During a lifetime of travelling to a cross-section of fascinating countries around the world, I’ve heard the many warnings about the risk of pickpockets on the prowl in places as diverse as Naples, Cairo, Barcelona and the London Underground. You name it, they seem to be everywhere.
Unfortunately, even though I’d heard the stories, personal and otherwise, about the prevalence of pickpockets in places I was about to visit, I still fell victim to one in Majorca.
This is how it happened:
Having spent a lot of time dealing with builders during the renovation of an old house, plus working to complete the first draft of my latest Timerack book, Vi and I felt we needed to take a short break.

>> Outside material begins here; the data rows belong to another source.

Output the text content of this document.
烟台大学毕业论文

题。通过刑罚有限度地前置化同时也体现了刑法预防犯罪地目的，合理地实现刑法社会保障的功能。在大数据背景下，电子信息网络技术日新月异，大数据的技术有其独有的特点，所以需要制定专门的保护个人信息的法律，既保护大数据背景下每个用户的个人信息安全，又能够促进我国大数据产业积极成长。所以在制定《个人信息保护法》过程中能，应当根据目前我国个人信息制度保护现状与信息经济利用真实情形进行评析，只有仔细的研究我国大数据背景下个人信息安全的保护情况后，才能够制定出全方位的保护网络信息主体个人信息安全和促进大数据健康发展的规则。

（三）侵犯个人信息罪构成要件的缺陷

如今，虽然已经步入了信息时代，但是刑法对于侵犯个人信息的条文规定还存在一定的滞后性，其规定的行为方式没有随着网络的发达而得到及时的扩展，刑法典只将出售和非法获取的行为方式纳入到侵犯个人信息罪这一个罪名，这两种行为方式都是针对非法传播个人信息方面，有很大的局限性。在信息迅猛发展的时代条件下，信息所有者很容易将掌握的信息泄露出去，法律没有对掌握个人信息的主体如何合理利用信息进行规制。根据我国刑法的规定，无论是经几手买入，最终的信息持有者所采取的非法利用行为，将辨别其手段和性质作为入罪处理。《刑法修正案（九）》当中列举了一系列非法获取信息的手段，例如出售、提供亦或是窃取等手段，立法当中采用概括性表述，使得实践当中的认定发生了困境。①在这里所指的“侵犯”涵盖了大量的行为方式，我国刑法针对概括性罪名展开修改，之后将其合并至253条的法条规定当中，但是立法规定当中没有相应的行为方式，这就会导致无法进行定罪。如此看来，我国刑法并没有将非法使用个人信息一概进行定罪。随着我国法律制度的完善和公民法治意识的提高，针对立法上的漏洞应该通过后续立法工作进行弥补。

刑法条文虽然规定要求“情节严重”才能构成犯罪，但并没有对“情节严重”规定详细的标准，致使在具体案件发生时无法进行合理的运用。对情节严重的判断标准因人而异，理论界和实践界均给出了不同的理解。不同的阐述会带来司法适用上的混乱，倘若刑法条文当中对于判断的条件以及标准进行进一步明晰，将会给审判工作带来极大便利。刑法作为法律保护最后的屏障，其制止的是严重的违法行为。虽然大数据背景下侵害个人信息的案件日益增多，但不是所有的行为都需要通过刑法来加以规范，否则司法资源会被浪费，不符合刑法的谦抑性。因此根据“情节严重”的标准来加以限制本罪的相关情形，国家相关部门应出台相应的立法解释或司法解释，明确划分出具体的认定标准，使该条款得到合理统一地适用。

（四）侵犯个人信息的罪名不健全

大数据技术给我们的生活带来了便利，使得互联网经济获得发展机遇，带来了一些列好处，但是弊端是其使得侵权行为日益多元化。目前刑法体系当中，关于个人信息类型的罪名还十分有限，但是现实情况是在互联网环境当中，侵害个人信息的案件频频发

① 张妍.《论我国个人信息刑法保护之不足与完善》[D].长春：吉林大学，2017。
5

We chose Majorca, a beautiful island we have visited on many occasions. It was a last minute decision, and it seemed there was little choice on where to stay. As a result, we ended up in a three star, self-catering apartment, in Sa Coma, a popular tourist destination on the east coast of the island. Three stars was a generous designation for this establishment, which needed a full-scale refurbishment plan. I won’t go into detail about its shortcomings, but the upshot of staying there was a decision not to trust its security arrangements i.e. the room safe etc.
As required, our passports stayed with hotel reception. Somewhat reluctantly, I carried my wallet, including euros, sterling, credit cards, travel pass, driving licence and a library card in my trouser pocket, with my hand holding onto it at all times. However, as I discovered, this is not a secure safeguard against the professional pickpocket.
My experience started with a day trip for Vi and I to visit the capital, Palma, a beautiful city that we had only seen briefly on a previous visit. We became two of the millions of visitors who come every year to see its stunning architecture, to take street walks and explore the Old City with its fascinating buildings, especially ‘La Seu’, Palma’s magnificent Gothic cathedral.
But, as someone with an interest in sailing, having crewed for friends with yachts, I was particularly interested in seeing Palma’s marina. With thousands of berths for yachts of all sizes, including the super yachts, and facilities for the huge cruise ships, it is one of the major harbours in the Mediterranean. As such, boat cruises are a popular way of seeing the yachts in the harbour, and it’s a great way of seeing the cathedral and the city from the perspective of the sea. A part of our coach tour to Palma included a one hour tour of the harbour and we were both looking forward to it.
When we got to the dockside our group, about twenty of us, waited for our tour boat to come alongside. Meanwhile we were issued with boarding cards, which were tickets to board. As we waited there was a bit of jostling by some members of the group, anxious to secure a good viewing seat on one of the two decks. I lost sight of Vi for a few moments in the crowd, while directly behind me there was someone pushing and shoving me forward towards the gangway. With one hand on the handrail and the other holding the boarding card, I glanced over my shoulder to see a swarthy-looking character. One of the impatient ones in our group, I thought.
Ten minutes out into the harbour we decided on drinks from the small bar on the bottom deck. I reached into my trouser pocket for the wallet to pay for the drinks and – you guessed it – it wasn’t there! I turned to Vi and asked if she had it in her bag. It was unlikely, but she looked and confirmed it wasn’t there.
It hit me like a thunderbolt: my pocket had been picked!
I immediately thought of the swarthy man and looked round the deck. No sign of him. I dashed up to the upper deck, but, again, there was no sign of him. If he had been pushing to get on board, where the devil was he?
Well, of course, if Mr Swarthy (as I now thought of him) was the pickpocket, he wouldn’t be on board. He was somewhere in Palma with my wallet.
I informed our tour guide and the skipper, but there was nothing they could do until we returned to the dockside. That would be the best part of an hour to complete the tour. By then the pickpocket would, no doubt, be long gone.
We eventually returned to Sa Coma where I reported the theft to the police. I filled in a form, but the policeman’s casual reaction confirmed it was one of many he had dealt with, and unlikely to achieve a positive result. However, it’s a necessary step if you’re going to make an insurance claim.
The next step was contacting the banks to report the theft of my bank cards. I confirmed it was 3.10 pm on the boat when I realised the wallet was missing, and they were able to tell me that at 3.40 pm four attempts had been made to access my accounts. However, the good news was that their security systems had spotted irregular activity on the accounts, which were then blocked with no money taken.
An obvious tip here is to memorise your pin numbers, and not keep a note of them along with your cards, in your wallet or purse.
I hate to admit it, but the pickpocket was smart enough to know that the tour boat would be in the harbour for an hour, which gave him plenty of time to escape with my wallet to the nearest ATMs, before I could do anything about it.
Although, I’d felt angry and pretty foolish at being so easily robbed, I have come to appreciate that pickpockets are very good at what they do. So, bearing my experience in mind, I think all of us need to be a lot more alert to the unsavoury fact that some popular destinations are especially prone to this type of activity.